Tech Sell-Off Creates a Buying Opportunity in This AI Lending Stock?

Tech Sell-Off Creates a Buying Opportunity in This AI Lending Stock?
Published on: Feb 17, 2026

The tech sector’s rough patch continues. Growth stocks, including the so-called “Magnificent Seven,” have remained under pressure in recent months as investors reassess lofty valuations and the real-world impact of artificial intelligence on future earnings. The Nasdaq Composite now sits roughly 5% to 6% below its recent highs, and some portfolio managers are warning that a deeper correction could still be ahead after years of tech-led gains. Several fund managers have already boosted cash positions to over 30% as they wait for more attractive entry points.

But amid the broad sell-off, one fintech name is quietly catching the attention of contrarian investors who see a disconnect between its battered stock price and resilient business fundamentals: Upstart Holdings (UPST).

Challenging FICO with 2,500 Data Points

For more than three decades, U.S. banks have relied on Fair Isaac’s FICO score to assess loan applicants’ creditworthiness. The system considers five main factors, including repayment history and existing debt — a straightforward but potentially oversimplified approach that may cause lenders to pass over creditworthy customers.

Upstart believes it has a better way. The company developed an AI-powered algorithm that, with applicants’ permission, rapidly analyzes over 2,500 data points — including non-traditional variables like education background and employment history — to generate a more precise assessment of repayment ability.

Rather than lending directly, Upstart licenses its technology to banks, credit unions, and other financial institutions, charging a fee for each loan successfully originated through its platform. By the fourth quarter of 2025, the company’s algorithm was handling 91% of all applications autonomously, with no human intervention — slashing approval times from days to seconds.

A 62% Drop Despite Accelerating Growth

Despite its operational momentum, Upstart’s stock has tumbled 62% over the past 12 months, weighed down by investor concerns over AI hype and a challenging macro rate environment. But the company’s latest financials tell a very different story:

  • Revenue growth accelerated: Full-year 2025 revenue hit a record $1.043 billion, up 64% year-over-year — a sharp acceleration from 24% growth in 2024.
    • Profitability flipped: On a GAAP basis, Upstart swung from a net loss of $128.6 million in 2024 to a net profit of $53.6 million in 2025. Adjusted EBITDA surged 2,074% to $230.5 million.
    • Loan volume surged: The company originated 455,788 loans in Q4, an 86% year-over-year jump.
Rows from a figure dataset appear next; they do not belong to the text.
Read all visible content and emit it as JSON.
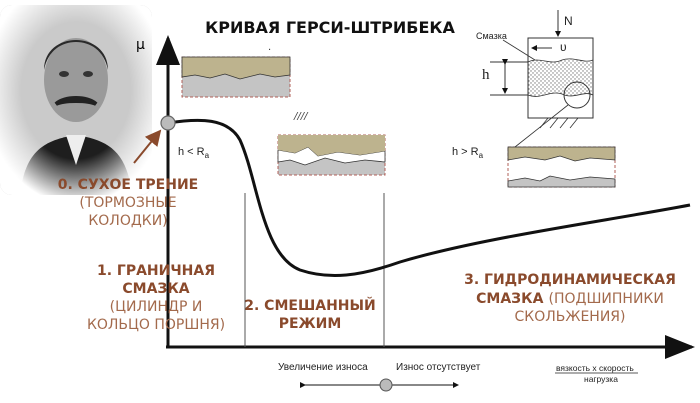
{
  "title": "КРИВАЯ ГЕРСИ-ШТРИБЕКА",
  "y_axis_label": "μ",
  "regimes": [
    {
      "heading": [
        "0. СУХОЕ ТРЕНИЕ"
      ],
      "note": [
        "(ТОРМОЗНЫЕ",
        "КОЛОДКИ)"
      ]
    },
    {
      "heading": [
        "1. ГРАНИЧНАЯ",
        "СМАЗКА"
      ],
      "note": [
        "(ЦИЛИНДР И",
        "КОЛЬЦО ПОРШНЯ)"
      ]
    },
    {
      "heading": [
        "2. СМЕШАННЫЙ",
        "РЕЖИМ"
      ],
      "note": []
    },
    {
      "heading": [
        "3. ГИДРОДИНАМИЧЕСКАЯ",
        "СМАЗКА"
      ],
      "note": [
        "(ПОДШИПНИКИ",
        "СКОЛЬЖЕНИЯ)"
      ]
    }
  ],
  "conditions": {
    "left": "h  < R",
    "right": "h  > R",
    "subscript": "a"
  },
  "schematic": {
    "lubricant": "Смазка",
    "load": "N",
    "velocity": "υ",
    "gap": "h"
  },
  "bottom": {
    "wear_increase": "Увеличение износа",
    "no_wear": "Износ отсутствует",
    "x_numerator": "вязкость x скорость",
    "x_denominator": "нагрузка"
  },
  "colors": {
    "accent": "#8a4a2c",
    "accent_light": "#a36a4c",
    "surface_top": "#bdb38e",
    "surface_bottom": "#c4c4c4",
    "box_border": "#b0605a"
  }
}
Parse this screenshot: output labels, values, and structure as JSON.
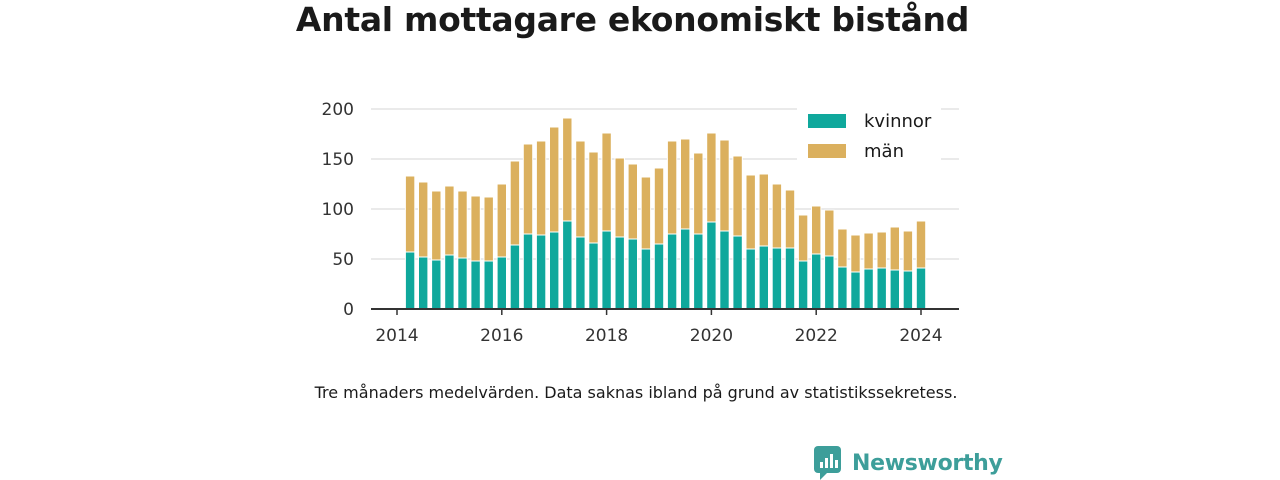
{
  "title": "Antal mottagare ekonomiskt bistånd",
  "caption": "Tre månaders medelvärden. Data saknas ibland på grund av statistikssekretess.",
  "brand": {
    "name": "Newsworthy",
    "icon": "bar-chart-logo-icon",
    "color": "#3d9e9a"
  },
  "chart_data": {
    "type": "bar",
    "stacked": true,
    "title": "Antal mottagare ekonomiskt bistånd",
    "xlabel": "",
    "ylabel": "",
    "ylim": [
      0,
      200
    ],
    "yticks": [
      0,
      50,
      100,
      150,
      200
    ],
    "xticks": [
      "2014",
      "2016",
      "2018",
      "2020",
      "2022",
      "2024"
    ],
    "grid": "horizontal",
    "legend_position": "top-right",
    "categories": [
      "2014-04",
      "2014-07",
      "2014-10",
      "2015-01",
      "2015-04",
      "2015-07",
      "2015-10",
      "2016-01",
      "2016-04",
      "2016-07",
      "2016-10",
      "2017-01",
      "2017-04",
      "2017-07",
      "2017-10",
      "2018-01",
      "2018-04",
      "2018-07",
      "2018-10",
      "2019-01",
      "2019-04",
      "2019-07",
      "2019-10",
      "2020-01",
      "2020-04",
      "2020-07",
      "2020-10",
      "2021-01",
      "2021-04",
      "2021-07",
      "2021-10",
      "2022-01",
      "2022-04",
      "2022-07",
      "2022-10",
      "2023-01",
      "2023-04",
      "2023-07",
      "2023-10",
      "2024-01"
    ],
    "series": [
      {
        "name": "kvinnor",
        "color": "#0fa89c",
        "values": [
          57,
          52,
          49,
          54,
          51,
          48,
          48,
          52,
          64,
          75,
          74,
          77,
          88,
          72,
          66,
          78,
          72,
          70,
          60,
          65,
          75,
          80,
          75,
          87,
          78,
          73,
          60,
          63,
          61,
          61,
          48,
          55,
          53,
          42,
          37,
          40,
          41,
          39,
          38,
          41
        ]
      },
      {
        "name": "män",
        "color": "#dbb05e",
        "values": [
          76,
          75,
          69,
          69,
          67,
          65,
          64,
          73,
          84,
          90,
          94,
          105,
          103,
          96,
          91,
          98,
          79,
          75,
          72,
          76,
          93,
          90,
          81,
          89,
          91,
          80,
          74,
          72,
          64,
          58,
          46,
          48,
          46,
          38,
          37,
          36,
          36,
          43,
          40,
          47
        ]
      }
    ]
  }
}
Auto loans and home equity lines of credit both grew fivefold during the quarter — still small but showing promising traction.

Founder Dave Girouard has predicted that AI will replace all human-driven credit assessment within the next decade. With over $25 trillion in loans originated globally each year generating roughly $1 trillion in fee income, the market opportunity is vast.

Valuation at “Fire Sale” Levels?

Upstart currently carries a market cap of approximately $3 billion. That puts its price-to-sales (P/S) ratio at just 3.1x based on 2025 revenue — a steep discount to its three-year average of 5.7x. Wall Street consensus estimates point to 2026 revenue of $1.4 billion, implying a forward P/S ratio of only 2.1x.

The math is striking: even without further share price appreciation, simply returning to its historical average P/S multiple would require a 171% gain. That arithmetic underpins one analyst’s bold call: Upstart’s stock could double by the end of 2026. The shares closed Friday, Feb. 13, at $30.68 — a double would bring them to $61.36, a level they traded at as recently as last September.

Risks Remain

Of course, the bullish case comes with caveats. A sustained high-rate environment or potential recession could dampen loan demand and push up default rates, putting pressure on Upstart’s cyclical business. Traditional financial institutions are also developing their own AI models, intensifying competition. And the company remains heavily reliant on unsecured personal loans — newer segments, while growing fast, are still small, and the sustainability of its recent performance remains to be tested.

In a market fleeing tech names, Upstart highlights the growing gap between sentiment and fundamentals. For long-term investors willing to stomach volatility, the stock may offer significant upside if the company can continue delivering strong results through uncertain times. Whether that potential fully materializes will depend on its ability to navigate the macro headwinds ahead.